Post was last updated: July 1, 2020

MATEYU—We are working on it

An Emergency Agriculture and Food Security Surveillance System Bulletin by Food and Agriculture organisation (Fao) indicate that post-harvest losses remain high.

Fao says the extent of post-harvest losses have been deteriorating with nearly 20 percent of households reporting almost half of their produce getting damaged.

The 2020 maize output stands at around 3.7 million tonnes which is nine percent above the outturn in 2019.

Post-harvest loss is mainly due to pests, early or late harvest, lack of storage and lack of enough labour supply.

“The extent of post-harvest losses, especially on groundnuts has been deteriorating with nearly 20 percent of households reporting almost half of the produce got damaged or lost from 15 percent three weeks ago.

“Households have slowly been resulting to adopting some negative coping mechanisms especially households in the Southern Region,” reads the report in part.

According to the report, highest percentage of losses was recorded in Chikwawa, Nkhotakota, Phalombe, Karonga, Mangochi and Mulanje out of the 18 districts which are understudy.

Though the report is not explicit on how much this means in monetary value, in 2019 Farmers Organisation Limited projected that Malawi could lose K100 billion in post-harvest losses in maize alone last year.

While acknowledging that the problem of post-harvest losses is huge in Malawi, spokesperson in the Ministry of Agriculture, Priscilla Mateyu, said the ministry is putting in place measures to reduce the damage.

Mateyu said, among other things, the ministry is encouraging farmers to take good care of their harvests by applying the right chemicals as well as encouraging them to use improved varieties.

“We are also encouraging farmers to use silos or granaries which have been well constructed and disinfected with control chemicals.
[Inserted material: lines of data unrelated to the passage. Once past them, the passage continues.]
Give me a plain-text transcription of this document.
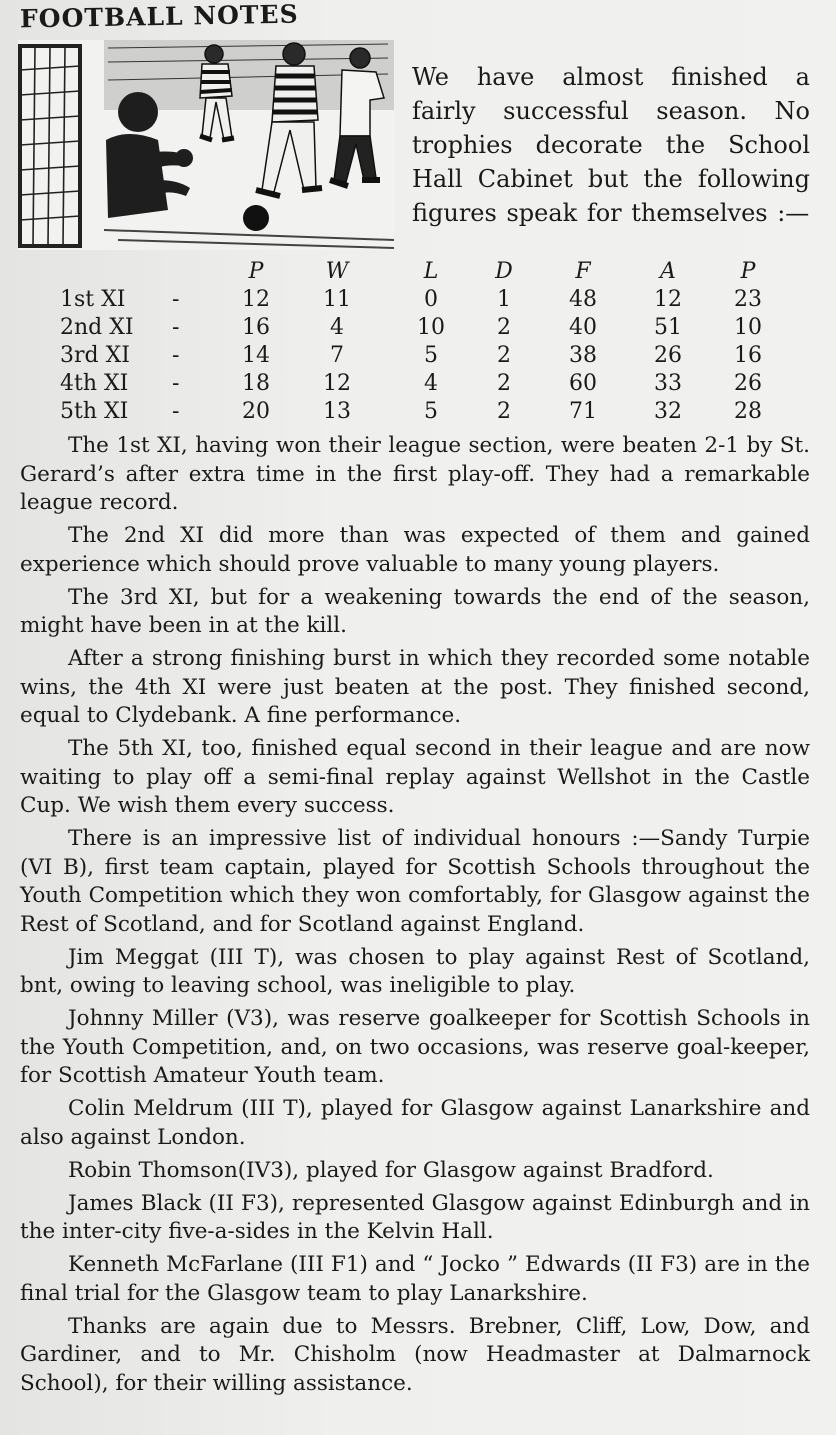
FOOTBALL NOTES
We have almost finished a fairly successful season. No trophies decorate the School Hall Cabinet but the following figures speak for themselves :—
		P	W	L	D	F	A	P
1st XI	-	12	11	0	1	48	12	23
2nd XI	-	16	4	10	2	40	51	10
3rd XI	-	14	7	5	2	38	26	16
4th XI	-	18	12	4	2	60	33	26
5th XI	-	20	13	5	2	71	32	28

The 1st XI, having won their league section, were beaten 2-1 by St. Gerard’s after extra time in the first play-off. They had a remarkable league record.

The 2nd XI did more than was expected of them and gained experience which should prove valuable to many young players.

The 3rd XI, but for a weakening towards the end of the season, might have been in at the kill.

After a strong finishing burst in which they recorded some notable wins, the 4th XI were just beaten at the post. They finished second, equal to Clydebank. A fine performance.

The 5th XI, too, finished equal second in their league and are now waiting to play off a semi-final replay against Wellshot in the Castle Cup. We wish them every success.

There is an impressive list of individual honours :—Sandy Turpie (VI B), first team captain, played for Scottish Schools throughout the Youth Competition which they won comfortably, for Glasgow against the Rest of Scotland, and for Scotland against England.

Jim Meggat (III T), was chosen to play against Rest of Scotland, bnt, owing to leaving school, was ineligible to play.

Johnny Miller (V3), was reserve goalkeeper for Scottish Schools in the Youth Competition, and, on two occasions, was reserve goal-keeper, for Scottish Amateur Youth team.

Colin Meldrum (III T), played for Glasgow against Lanarkshire and also against London.

Robin Thomson(IV3), played for Glasgow against Bradford.

James Black (II F3), represented Glasgow against Edinburgh and in the inter-city five-a-sides in the Kelvin Hall.

Kenneth McFarlane (III F1) and “ Jocko ” Edwards (II F3) are in the final trial for the Glasgow team to play Lanarkshire.

Thanks are again due to Messrs. Brebner, Cliff, Low, Dow, and Gardiner, and to Mr. Chisholm (now Headmaster at Dalmarnock School), for their willing assistance.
We are also aware that this time around we have Pics bags which we encouraging the farmers to use them,

“We are also constructing roads in some districts so that farmers have easy access to markets to sell their produce they are lost,” he said.

Meanwhile, the report also notes a two percent increase in the average price of Maize and Irish-potatoes compared to the week ending on May 31 2020.

“The average price of maize per kilogramme was estimated at K162.89 and this is a 2 percent increase from K159.53 per kg recorded in the week ending on May 31. In the same period, the prices of groundnuts and rice fell by 3 percent and 1 percent respectively,” reads the report.